Como organizar a triagem na consulta
- Rastrear TFGe e albuminúria em pacientes com diabetes, hipertensão, idade avançada ou história familiar.
- Repetir avaliações em 3 meses para confirmar acometimento crônico quando alterações iniciais são detectadas.
- Documentar declínio da TFGe ao longo do tempo — taxa de queda rápida é sinal de alerta.
Controle de comorbidades e prevenção
O manejo integrado de hipertensão e diabetes é central. Metas pressóricas e terapias anti-hipertensivas com bloqueadores do sistema renina-angiotensina são frequentemente indicadas, conforme as diretrizes de hipertensão. No diabetes, otimizar glicemia e utilizar estratégias de monitorização contínua quando apropriado ajuda a reduzir risco renal (veja também monitoramento glicêmico na atenção primária).
Quando encaminhar ao nefrologista
Encaminhe o paciente ao especialista nas situações abaixo:
- TFGe <60 mL/min/1,73 m2 persistente (por ≥3 meses) ou queda rápida da TFGe.
- Albuminúria moderada a grave (A2/A3) persistente.
- Hipertensão resistente a três classes de anti-hipertensivos, incluindo diurético.
- Sinais de uremia, hipercalemia refratária, acidose metabólica não controlada ou alterações eletrolíticas importantes.
- Suspeita de doença renal hereditária, glomerulonefrites ou hematúria persistente.
- Planejamento de acesso vascular para diálise ou avaliação pré-transplante.
Coordenação multidisciplinar
O manejo efetivo da DRC exige equipe com médico da família, nefrologista, nutricionista, enfermeiro e assistente social. Protocolos de encaminhamento claros, educação ao paciente sobre dieta e restrição de sal, e programas de cessação tabágica melhoram adesão e desfechos.

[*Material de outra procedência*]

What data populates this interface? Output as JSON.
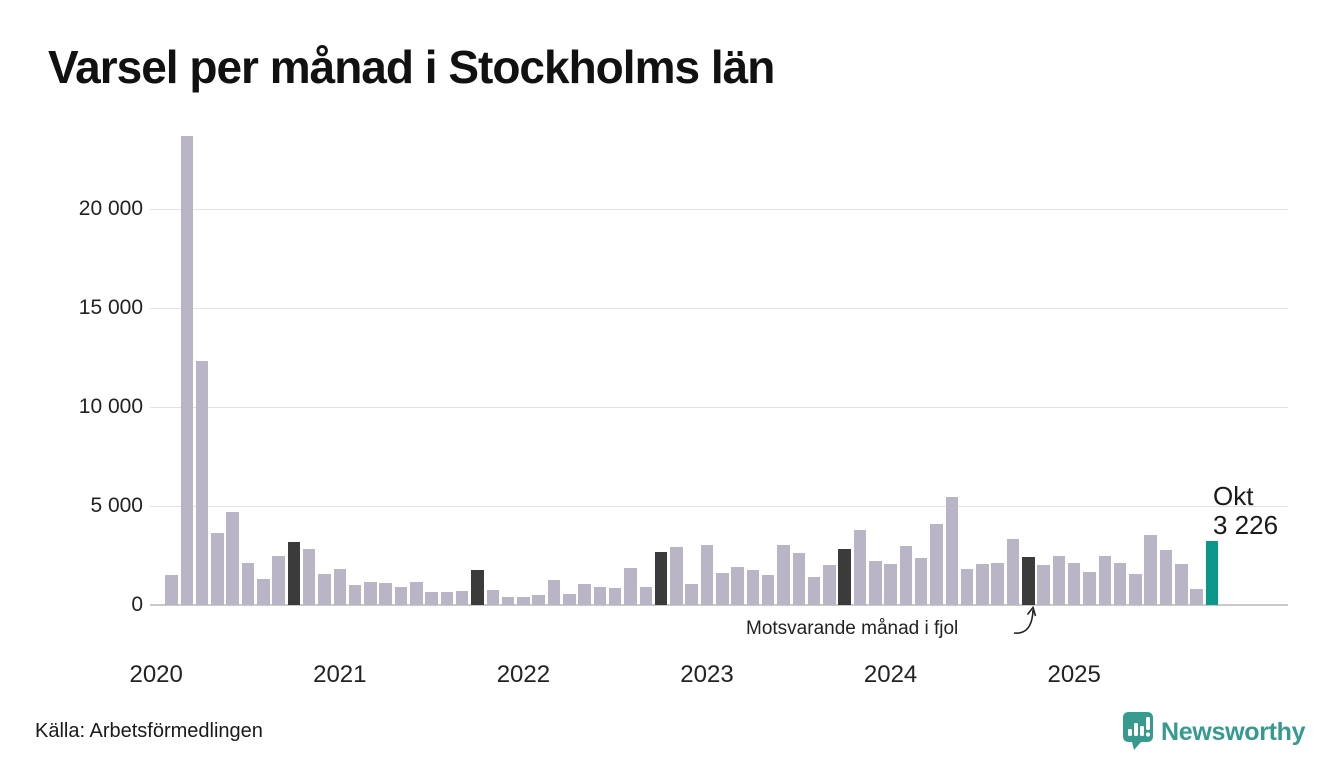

Principais desafios e soluções práticas
Na atenção primária, barreiras frequentes incluem falta de treinamento específico, restrições de acesso a exames e fragmentação do cuidado. Soluções pragmáticas: implantação de fluxos locais para triagem, capacitação continuada da equipe e uso de listas de risco para priorizar pacientes. Guias de referência rápida (locais e internacionais) — como os da KDIGO, SBN e informações da Organização Mundial da Saúde — ajudam a padronizar práticas e apoiar a tomada de decisão.
Encaminhamento ao nefrologista: orientações práticas
Resumo de ações imediatas na atenção primária:
- Confirmar alterações com repetição de TFGe e albuminúria em 3 meses.
- Controlar pressão arterial conforme metas e revisar medicações nefrotóxicas (AINEs, contrastes quando possível).
- Otimizar controle glicêmico e revisar fármacos que beneficiam rim em diabetes quando indicados.
- Solicitar encaminhamento quando critérios de risco estiverem presentes, descrevendo TFGe, albuminúria, tendência temporal e comorbidades.
- Agendar educação e acompanhamento multiprofissional enquanto aguarda avaliação nefrológica.
Investir em triagem sistemática na atenção primária e estreitar a comunicação com especialistas reduz internações e melhora prognóstico. Para protocolos locais e materiais educativos, considere alinhar fluxos com as recomendações nacionais e internacionais citadas e adaptar ações ao contexto da sua rede de atenção.